TWSA received the grant during the next-to-last funding cycle such allocations were available.

"We were down on the wire to try to get access to these funds," said Montgomery, noting that grants for water system improvements have slowly dried up since the 1980s. When the federal Clean Water Act  was passed in 1972, he said, it was easy to get federal dollars for sewer projects, but ever since, funding sources have become more and more limited.

"While these things were put in the ground in the '60s and '70s with federal money, the maintenance of them is pretty much going to fall on the backs of local people," Montgomery said. Grants currently available almost always require some sort of match with local funds, he said.

TWSA will put up a match of $600,000 for the sewer line upgrade, a "infiltration and inflow" project that aims to keep wastewater inside the pipes, and everything else out.

"There's some holes in our lines. There's a lot of water getting in our lines," Montgomery said.

Work is already under way on Mill Street in downtown Sylva to clean 2,400 feet of 8-inch sewage pipe. TWSA employees have pulled out about a ton of gravel from the system, and are beginning to send television cameras inside to see places where pipe joints have settled or separated, Montgomery said.

That work is leading up to a total rehabilitation of the line next summer, a project that is expected to take up to $300,000 of funds. While TWSA employees are doing the bulk of the prep work for the improvements, an engineer is expected to be selected by March to take over, with a construction contract awarded by June, and work completed by September.

The nearly six miles of 24-inch line that runs between Cullowheee and the treatment plant located halfway between Webster and Dillsboro is the project's other target. TWSA workers have installed flow meters on the pipe and are monitoring them closely to see where water's getting in or out, Montgomery said.

An engineer for that section's rehabilitation should be selected by next September, with bids going out in March 2006, and work completed by June of that year.

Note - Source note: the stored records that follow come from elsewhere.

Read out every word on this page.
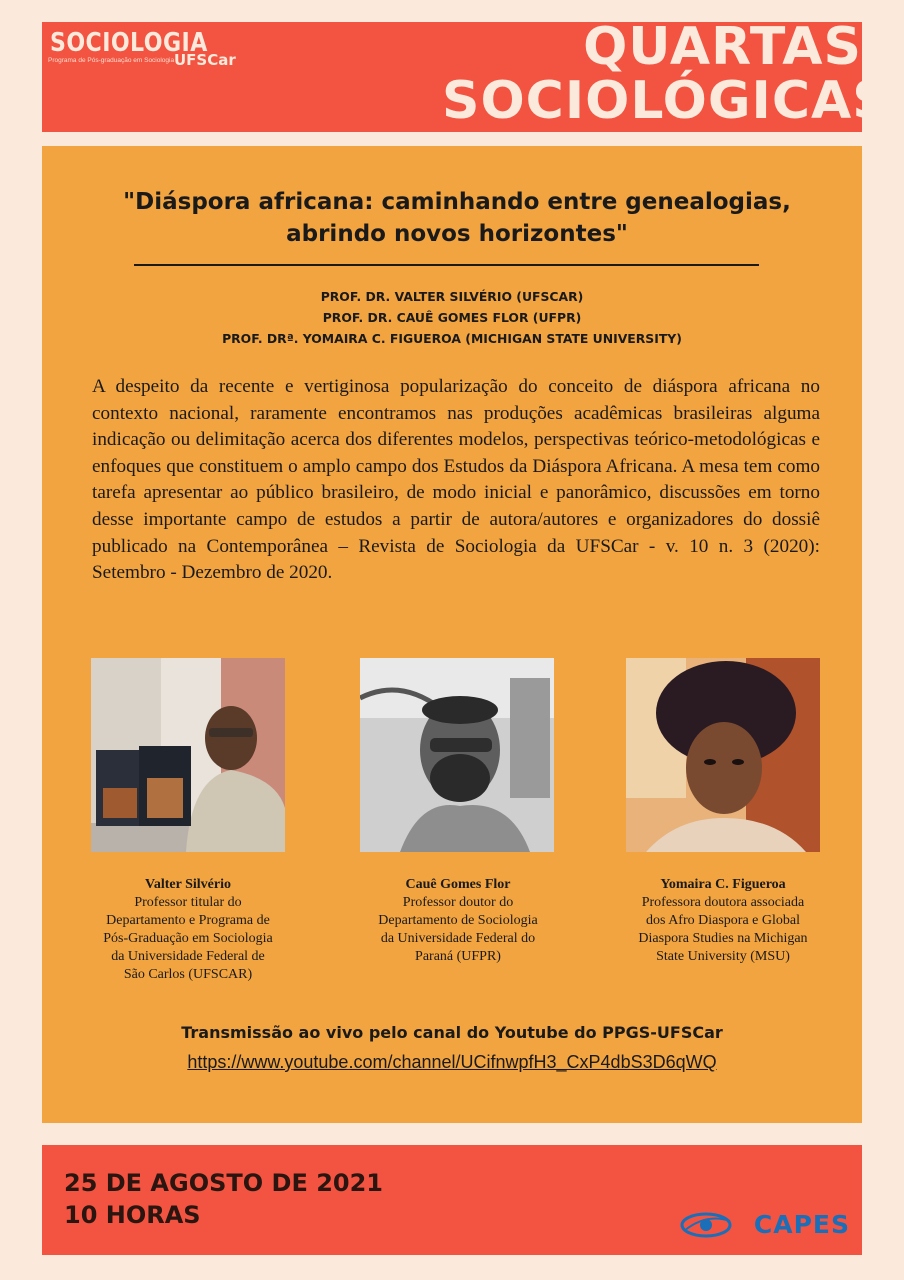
SOCIOLOGIA
UFSCar
Programa de Pós-graduação em Sociologia	QUARTAS
SOCIOLÓGICAS
"Diáspora africana: caminhando entre genealogias,
abrindo novos horizontes"
PROF. DR. VALTER SILVÉRIO (UFSCAR)
PROF. DR. CAUÊ GOMES FLOR (UFPR)
PROF. DRª. YOMAIRA C. FIGUEROA (MICHIGAN STATE UNIVERSITY)
A despeito da recente e vertiginosa popularização do conceito de diáspora africana no contexto nacional, raramente encontramos nas produções acadêmicas brasileiras alguma indicação ou delimitação acerca dos diferentes modelos, perspectivas teórico-metodológicas e enfoques que constituem o amplo campo dos Estudos da Diáspora Africana. A mesa tem como tarefa apresentar ao público brasileiro, de modo inicial e panorâmico, discussões em torno desse importante campo de estudos a partir de autora/autores e organizadores do dossiê publicado na Contemporânea – Revista de Sociologia da UFSCar - v. 10 n. 3 (2020): Setembro - Dezembro de 2020.
Valter Silvério
Professor titular do
Departamento e Programa de
Pós-Graduação em Sociologia
da Universidade Federal de
São Carlos (UFSCAR)
Cauê Gomes Flor
Professor doutor do
Departamento de Sociologia
da Universidade Federal do
Paraná (UFPR)
Yomaira C. Figueroa
Professora doutora associada
dos Afro Diaspora e Global
Diaspora Studies na Michigan
State University (MSU)
Transmissão ao vivo pelo canal do Youtube do PPGS-UFSCar
https://www.youtube.com/channel/UCifnwpfH3_CxP4dbS3D6qWQ
25 DE AGOSTO DE 2021
10 HORAS	CAPES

That portion of the project will also include installation of two siphons to increase flow capacity at points where the line crosses the Tuckaseigee River, Montgomery said.

Both sets of improvements are long overdue, Montgomery said, but since "there's nothing sexy about a sewer line," wastewater problems tend to take the back burner to more popular issues. Municipalities across the state are facing similar upkeep problems due to years of wastewater system neglect, he said.

"These lines are living, breathing things in that there's always flow in them," Montgomery said. "We have to take care of them, for our kids and grandkids both."